Dos problemas diferentes, dos dilemas a resolver con mejores
criterios. Pero ese es el problema no se posee los criterios. Demasiado
maltratados, demasiado agobiados en realidades crueles como para poder
detenernos y observar con estrategia definida hacia donde debemos apuntar y que
no podemos negociar. No se negocia la libertad se defiende en todo terreno y
circunstancia. Pero esas pancartas que exigen libertad y justicia no nos están
diciendo nada, se tornaron en simples significantes sin referentes
identificables en la realidad. Fernando Mires las denomina “clásica reacción
tercermundista donde las adhesiones personales suelen ser más fuertes que las
políticas o las ideológicas, en un país también tercermundista que durante un
tiempo padeció de ínfulas primermundistas” (refiriéndose a Chile). Las demandas
particulares deberían ser articuladas en un discurso general, decía Gramsci este
debe ser el objetivo de la política. Pero nuestra realidad es sin política.
Cada quien demandando desde su fantasma. Un discurso vacío repleto de odio en
el que todo otro discurso se convierte en su enemigo como nos recuerda Alfredo
Vallota.
En el plano de la subjetividad es donde encontramos los
mayores desacuerdos, por supuesto, nadie razonable discute los descubrimientos
científicos comprobados. Ese discurso que dota de sentido a los valores
requiere un narrador que también está sujeto a padecimientos y odios, un narrador
que reclama aclaratorias como sostiene Ricoeur. Es la historia la que le da
sentido a nuestros valores que en gestos heroicos se han defendido y reclamado.

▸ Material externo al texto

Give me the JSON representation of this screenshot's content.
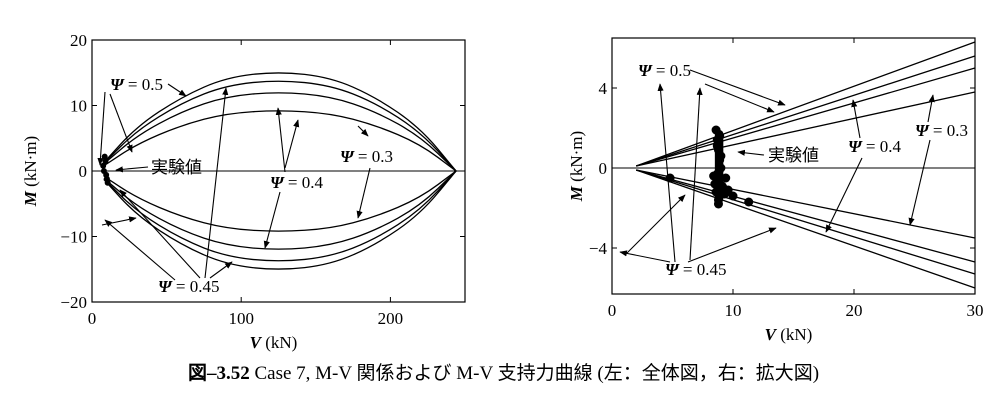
{
  "chart_data": [
    {
      "type": "line",
      "xlabel_var": "V",
      "xlabel_unit": " (kN)",
      "ylabel_var": "M",
      "ylabel_unit": " (kN·m)",
      "xlim": [
        0,
        250
      ],
      "ylim": [
        -20,
        20
      ],
      "x_ticks": [
        0,
        100,
        200
      ],
      "y_ticks": [
        -20,
        -10,
        0,
        10,
        20
      ],
      "x_tick_labels": [
        "0",
        "100",
        "200"
      ],
      "y_tick_labels": [
        "−20",
        "−10",
        "0",
        "10",
        "20"
      ],
      "series": [
        {
          "psi": 0.5,
          "x": [
            8,
            30,
            60,
            90,
            125,
            160,
            190,
            220,
            244
          ],
          "y": [
            1.3,
            6.8,
            11.3,
            14.3,
            15.2,
            14.3,
            11.3,
            6.6,
            0
          ]
        },
        {
          "psi": 0.45,
          "x": [
            8,
            30,
            60,
            90,
            125,
            160,
            190,
            220,
            244
          ],
          "y": [
            1.2,
            6.2,
            10.4,
            13.1,
            13.9,
            13.1,
            10.4,
            6.0,
            0
          ]
        },
        {
          "psi": 0.4,
          "x": [
            8,
            30,
            60,
            90,
            125,
            160,
            190,
            220,
            244
          ],
          "y": [
            1.1,
            5.4,
            9.1,
            11.4,
            12.1,
            11.4,
            9.1,
            5.3,
            0
          ]
        },
        {
          "psi": 0.3,
          "x": [
            8,
            30,
            60,
            90,
            125,
            160,
            190,
            220,
            244
          ],
          "y": [
            0.8,
            4.1,
            7.0,
            8.8,
            9.3,
            8.8,
            7.0,
            4.1,
            0
          ]
        }
      ],
      "experimental": {
        "x": [
          8,
          9,
          10,
          8.5,
          9.5,
          7.5,
          10.5
        ],
        "y": [
          0,
          1.5,
          -1.2,
          2.2,
          -0.6,
          0.8,
          -1.8
        ]
      },
      "annotations": [
        {
          "kind": "psi",
          "value": "0.5"
        },
        {
          "kind": "psi",
          "value": "0.3"
        },
        {
          "kind": "psi",
          "value": "0.4"
        },
        {
          "kind": "psi",
          "value": "0.45"
        },
        {
          "kind": "text",
          "text": "実験値"
        }
      ]
    },
    {
      "type": "line",
      "xlabel_var": "V",
      "xlabel_unit": " (kN)",
      "ylabel_var": "M",
      "ylabel_unit": " (kN·m)",
      "xlim": [
        0,
        30
      ],
      "ylim": [
        -6.3,
        6.5
      ],
      "x_ticks": [
        0,
        10,
        20,
        30
      ],
      "y_ticks": [
        -4,
        0,
        4
      ],
      "x_tick_labels": [
        "0",
        "10",
        "20",
        "30"
      ],
      "y_tick_labels": [
        "−4",
        "0",
        "4"
      ],
      "series": [
        {
          "psi": 0.5,
          "x": [
            2,
            30
          ],
          "y": [
            0.1,
            6.3
          ]
        },
        {
          "psi": 0.45,
          "x": [
            2,
            30
          ],
          "y": [
            0.1,
            5.6
          ]
        },
        {
          "psi": 0.4,
          "x": [
            2,
            30
          ],
          "y": [
            0.1,
            5.0
          ]
        },
        {
          "psi": 0.3,
          "x": [
            2,
            30
          ],
          "y": [
            0.1,
            3.8
          ]
        },
        {
          "psi": 0.5,
          "x": [
            2,
            30
          ],
          "y": [
            -0.1,
            -6.0
          ]
        },
        {
          "psi": 0.45,
          "x": [
            2,
            30
          ],
          "y": [
            -0.1,
            -5.3
          ]
        },
        {
          "psi": 0.4,
          "x": [
            2,
            30
          ],
          "y": [
            -0.1,
            -4.7
          ]
        },
        {
          "psi": 0.3,
          "x": [
            2,
            30
          ],
          "y": [
            -0.1,
            -3.5
          ]
        }
      ],
      "experimental": {
        "x": [
          8.6,
          8.7,
          8.8,
          8.9,
          9.0,
          8.7,
          8.8,
          9.1,
          8.6,
          8.9,
          9.2,
          8.5,
          8.8,
          9.3,
          8.7,
          9.0,
          8.4,
          9.4,
          8.8,
          8.9,
          9.6,
          10.0,
          4.8,
          11.3
        ],
        "y": [
          1.9,
          1.4,
          0.9,
          0.4,
          0.0,
          -0.3,
          -0.6,
          -0.9,
          -1.2,
          -1.4,
          -1.0,
          -0.8,
          -1.6,
          -1.3,
          1.1,
          0.6,
          -0.4,
          -0.5,
          -1.8,
          1.6,
          -1.1,
          -1.4,
          -0.5,
          -1.7
        ]
      },
      "annotations": [
        {
          "kind": "psi",
          "value": "0.5"
        },
        {
          "kind": "psi",
          "value": "0.4"
        },
        {
          "kind": "psi",
          "value": "0.3"
        },
        {
          "kind": "psi",
          "value": "0.45"
        },
        {
          "kind": "text",
          "text": "実験値"
        }
      ]
    }
  ],
  "psi_symbol": "Ψ",
  "psi_eq": " = ",
  "caption": {
    "number": "図–3.52",
    "text": " Case 7, M-V 関係および M-V 支持力曲線 (左：全体図，右：拡大図)"
  }
}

Si bien hay un narrador sobre la realidad llevada a cabo por los hombres, hay
también múltiples lectores. Atrás de toda narración hay un sustrato mítico que
la sostiene y mitiga la angustia colectiva. Si yo sé a qué atenerme, como
comportarme y descansar por el respeto asegurado también podré dormir
tranquilo, ¿no es así?
El ser humano inscrito en el orden simbólico y una sociedad
organizada por acuerdos discursivos, es la eterna búsqueda nunca terminada. No existe
un discurso último, no hay metalenguaje como recordaba Lacan, todo está sujeto
a cambios. Ni ellos se quedaran para siempre en el poder ni nosotros viviremos
tan perdidos como estamos. Mientras tanto defenderé los espacios de opinión
pública como mi derecho a la libertad, no así a cualquiera que lo ocupe.